Adjustable Rate Mortgage (ARM): A mortgage loan with payments usually lower than a fixed rate initially, but is subject to changes in interest rates. There are a variety of ARMs that can have an initial interest rate that lasts three to 10 years, adjusting annually thereafter. They are described as 3/1, 5/1, 7/1 and 10/1. A 3/1 ARM starts out with a low rate that lasts three years, then is adjusted annually. A 5/1 ARM has an introductory rate that lasts five years, and 7/1 and 10/1 ARMs have intro rates that last seven and 10 years. The monthly payment amount is usually subject to a cap.

Amortization: Repayment of a mortgage loan through regular monthly installments of principal and interest. At the end of the scheduled payments (e.g., monthly payments for 15 or 30 years), you will own your home.

Annual Percentage Rate (APR): Calculated by using a standard formula, the APR is expressed as a yearly rate (e.g., 8.107% APR) and includes the interest, points (discount and origination), mortgage insurance, and other fees. The APR on a mortgage will usually be higher than the stated interest rate because the APR includes fees and the interest rate doesn’t.

Assets: Assets are anything of financial value that can be converted into cash (i.e., stocks and bonds, automobiles, real estate, retirement funds, and savings).

Assumable mortgage: A mortgage that can be transferred from a seller to a buyer.
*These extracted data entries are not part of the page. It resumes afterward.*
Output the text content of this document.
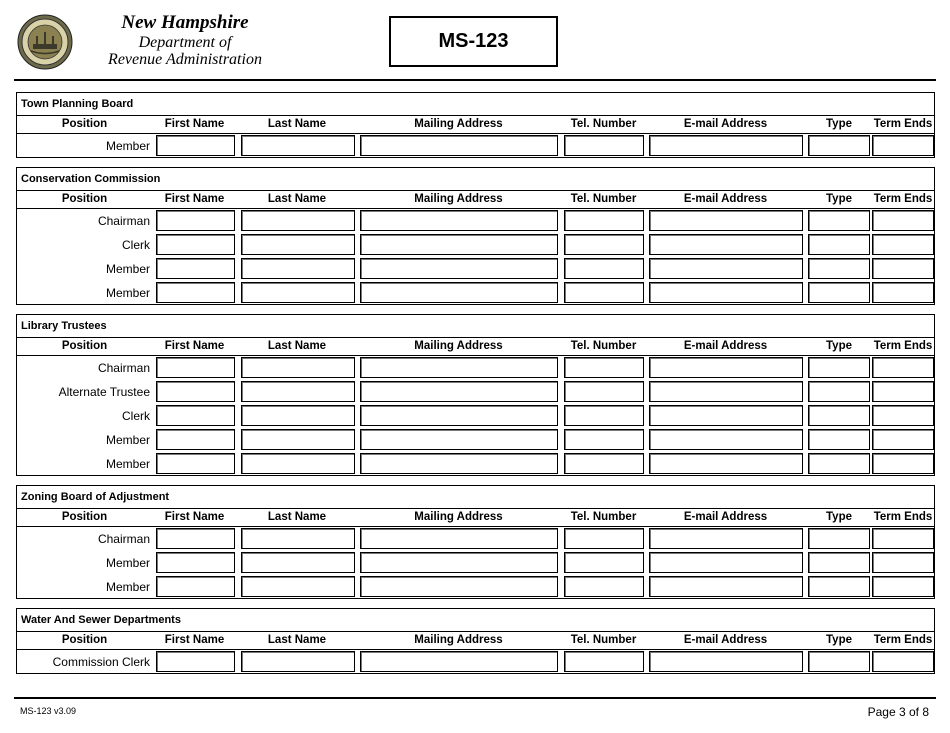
New Hampshire
Department of
Revenue Administration
MS-123
Town Planning Board
Position	First Name	Last Name	Mailing Address	Tel. Number	E-mail Address	Type	Term Ends
Member
Conservation Commission
Position	First Name	Last Name	Mailing Address	Tel. Number	E-mail Address	Type	Term Ends
Chairman
Clerk
Member
Member
Library Trustees
Position	First Name	Last Name	Mailing Address	Tel. Number	E-mail Address	Type	Term Ends
Chairman
Alternate Trustee
Clerk
Member
Member
Zoning Board of Adjustment
Position	First Name	Last Name	Mailing Address	Tel. Number	E-mail Address	Type	Term Ends
Chairman
Member
Member
Water And Sewer Departments
Position	First Name	Last Name	Mailing Address	Tel. Number	E-mail Address	Type	Term Ends
Commission Clerk
MS-123 v3.09	Page 3 of 8
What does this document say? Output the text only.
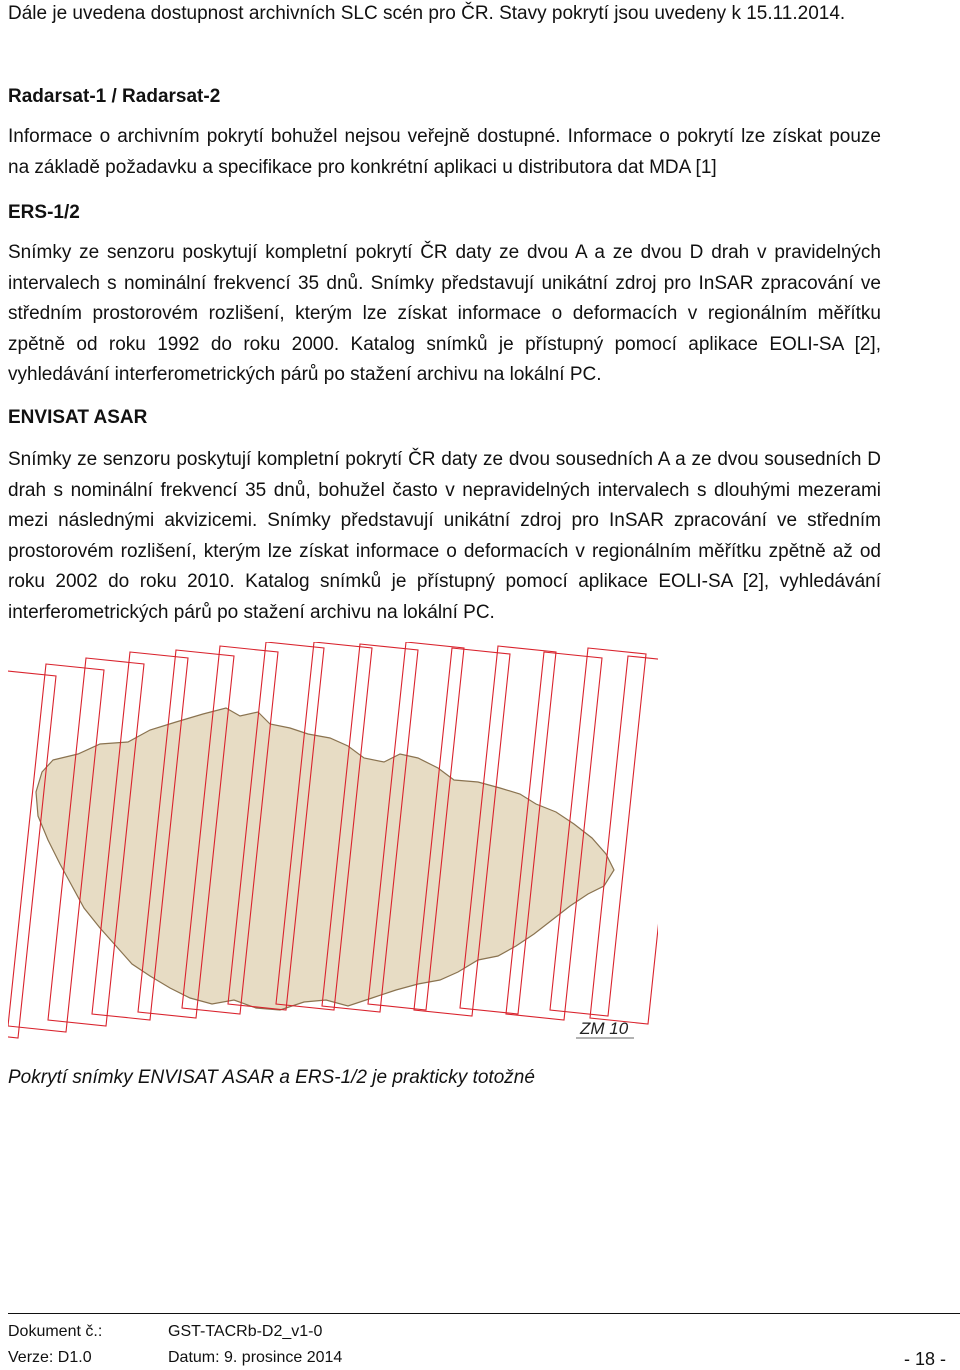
Dále je uvedena dostupnost archivních SLC scén pro ČR. Stavy pokrytí jsou uvedeny k 15.11.2014.
Radarsat-1 / Radarsat-2
Informace o archivním pokrytí bohužel nejsou veřejně dostupné. Informace o pokrytí lze získat pouze na základě požadavku a specifikace pro konkrétní aplikaci u distributora dat MDA [1]
ERS-1/2
Snímky ze senzoru poskytují kompletní pokrytí ČR daty ze dvou A a ze dvou D drah v pravidelných intervalech s nominální frekvencí 35 dnů. Snímky představují unikátní zdroj pro InSAR zpracování ve středním prostorovém rozlišení, kterým lze získat informace o deformacích v regionálním měřítku zpětně od roku 1992 do roku 2000. Katalog snímků je přístupný pomocí aplikace EOLI-SA [2], vyhledávání interferometrických párů po stažení archivu na lokální PC.
ENVISAT ASAR
Snímky ze senzoru poskytují kompletní pokrytí ČR daty ze dvou sousedních A a ze dvou sousedních D drah s nominální frekvencí 35 dnů, bohužel často v nepravidelných intervalech s dlouhými mezerami mezi následnými akvizicemi. Snímky představují unikátní zdroj pro InSAR zpracování ve středním prostorovém rozlišení, kterým lze získat informace o deformacích v regionálním měřítku zpětně až od roku 2002 do roku 2010. Katalog snímků je přístupný pomocí aplikace EOLI-SA [2], vyhledávání interferometrických párů po stažení archivu na lokální PC.
ZM 10
Pokrytí snímky ENVISAT ASAR a ERS-1/2 je prakticky totožné
Dokument č.:	GST-TACRb-D2_v1-0
Verze: D1.0	Datum: 9. prosince 2014	- 18 -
The buyer then takes over payment of an existing loan.

Automated Underwriting System: A computerized system used to assess information provided by a borrower, plus public information about the borrower, to quickly determine whether a loan should be pre-approved.

Balloon mortgage: A mortgage that typically offers low rates for the first 3 to 10 years, at which point the principal balance needs to be paid in full. Borrowers usually sell before the balance is due or refinance the loan.

Bankruptcy: Bankruptcy is the legal process in which a person declares their inability to pay off their debts. Bankruptcy does not mean you cannot get a loan, but the terms of your loan may not be as favorable.

Borrower: A person who has been approved to receive a loan and is then obligated to repay it and any additional fees according to the loan terms.

Bridge loan: A loan that “bridges” the gap between the purchase of a new home and the sale of the borrower’s current home. Usually up to 6 months long.